According to ESPN, the Knicks were the lone team between the two leagues to vote against expansion. (WNBA expansion needs approval from the NBA’s owners in addition to its own.) The WNBA approved the Toronto team 13–0, while the NBA was 29–1 in favor; there are a half-dozen ownership groups who own teams in both leagues. Dolan himself used to own the WNBA’s Liberty, a leadership tenure largely marked by utter neglect.
“The Liberty had been underinvested in,” Liberty co-owner Clara Wu Tsai recently told the How She Does It podcast. “It was a storied franchise. But the previous owners for whatever reason just decided they didn’t want to invest anymore, so they moved the team to play in Westchester County Center from Madison Square Garden.”

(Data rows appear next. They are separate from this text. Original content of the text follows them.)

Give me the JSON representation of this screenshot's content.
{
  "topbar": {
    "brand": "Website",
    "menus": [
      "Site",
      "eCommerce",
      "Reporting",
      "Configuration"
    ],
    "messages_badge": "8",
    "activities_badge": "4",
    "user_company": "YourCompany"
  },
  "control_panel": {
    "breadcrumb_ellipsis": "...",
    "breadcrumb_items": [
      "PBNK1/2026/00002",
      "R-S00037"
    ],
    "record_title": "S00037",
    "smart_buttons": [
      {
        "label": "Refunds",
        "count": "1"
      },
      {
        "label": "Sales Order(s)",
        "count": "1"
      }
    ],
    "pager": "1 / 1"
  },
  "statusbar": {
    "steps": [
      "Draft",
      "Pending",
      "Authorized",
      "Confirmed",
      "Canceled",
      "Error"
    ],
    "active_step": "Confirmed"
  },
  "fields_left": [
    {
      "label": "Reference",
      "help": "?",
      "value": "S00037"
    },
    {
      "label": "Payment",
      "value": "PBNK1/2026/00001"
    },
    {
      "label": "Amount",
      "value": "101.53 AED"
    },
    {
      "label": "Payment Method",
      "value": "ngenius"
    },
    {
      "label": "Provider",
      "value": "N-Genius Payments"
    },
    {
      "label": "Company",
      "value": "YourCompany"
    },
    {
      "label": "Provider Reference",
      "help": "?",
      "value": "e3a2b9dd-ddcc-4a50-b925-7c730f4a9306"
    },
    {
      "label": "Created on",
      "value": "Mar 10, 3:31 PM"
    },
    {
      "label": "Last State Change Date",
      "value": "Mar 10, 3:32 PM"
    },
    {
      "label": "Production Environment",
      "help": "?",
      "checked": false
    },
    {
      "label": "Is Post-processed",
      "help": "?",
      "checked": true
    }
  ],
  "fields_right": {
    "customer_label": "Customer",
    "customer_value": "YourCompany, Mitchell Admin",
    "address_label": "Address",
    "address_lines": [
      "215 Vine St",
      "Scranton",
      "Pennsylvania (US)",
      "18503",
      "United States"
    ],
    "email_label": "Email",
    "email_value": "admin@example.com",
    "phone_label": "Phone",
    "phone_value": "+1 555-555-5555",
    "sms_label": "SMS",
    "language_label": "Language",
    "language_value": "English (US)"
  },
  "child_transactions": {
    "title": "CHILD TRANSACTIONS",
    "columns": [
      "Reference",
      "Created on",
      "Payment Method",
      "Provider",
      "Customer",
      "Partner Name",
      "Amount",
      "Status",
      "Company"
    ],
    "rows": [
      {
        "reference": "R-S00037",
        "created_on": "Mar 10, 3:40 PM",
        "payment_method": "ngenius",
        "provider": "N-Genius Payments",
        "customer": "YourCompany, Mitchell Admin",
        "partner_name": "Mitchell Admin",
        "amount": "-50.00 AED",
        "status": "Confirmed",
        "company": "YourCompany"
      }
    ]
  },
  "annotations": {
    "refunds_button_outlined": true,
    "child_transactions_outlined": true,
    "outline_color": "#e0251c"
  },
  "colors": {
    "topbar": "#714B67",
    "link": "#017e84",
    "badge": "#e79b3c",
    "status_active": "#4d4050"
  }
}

The Knicks are currently suing the Raptors, claiming a former New York video coordinator stole scouting reports, data, and confidential files when he left to work for Toronto. The team alleged that once the video coordinator received a job offer from the Raptors, he began “secretly forwarding proprietary information” from his work email to his personal one, which he then shared with the new employer. An additional court complaint accused Raptors first-year coach Darko Rajaković of directing the video coordinator to steal the information.
Larry Tanenbaum, a member of Raptors ownership, first received the complaint from the Knicks in August 2023 and will be the majority owner of the new WNBA franchise. Oddly enough, despite the lawsuit, the two teams still made a major trade in December, sending OG Anunoby to the Raptors in exchange for Immanuel Quickley and Toronto native RJ Barrett in a trade both teams benefited from. The Knicks went on to be the two-seed in the Eastern Conference and won a playoff series for the second time in as many years before injuries left them short in their seven-game series loss to the Pacers.
In a December court filing, the Raptors said it was a matter better suited for league arbitration, and that they were considering countersuing the Knicks for defamation. The filing called New York’s accusations of commissioner Adam Silver giving Toronto preferential treatment due to his relationship with Tanenbaum “baseless.”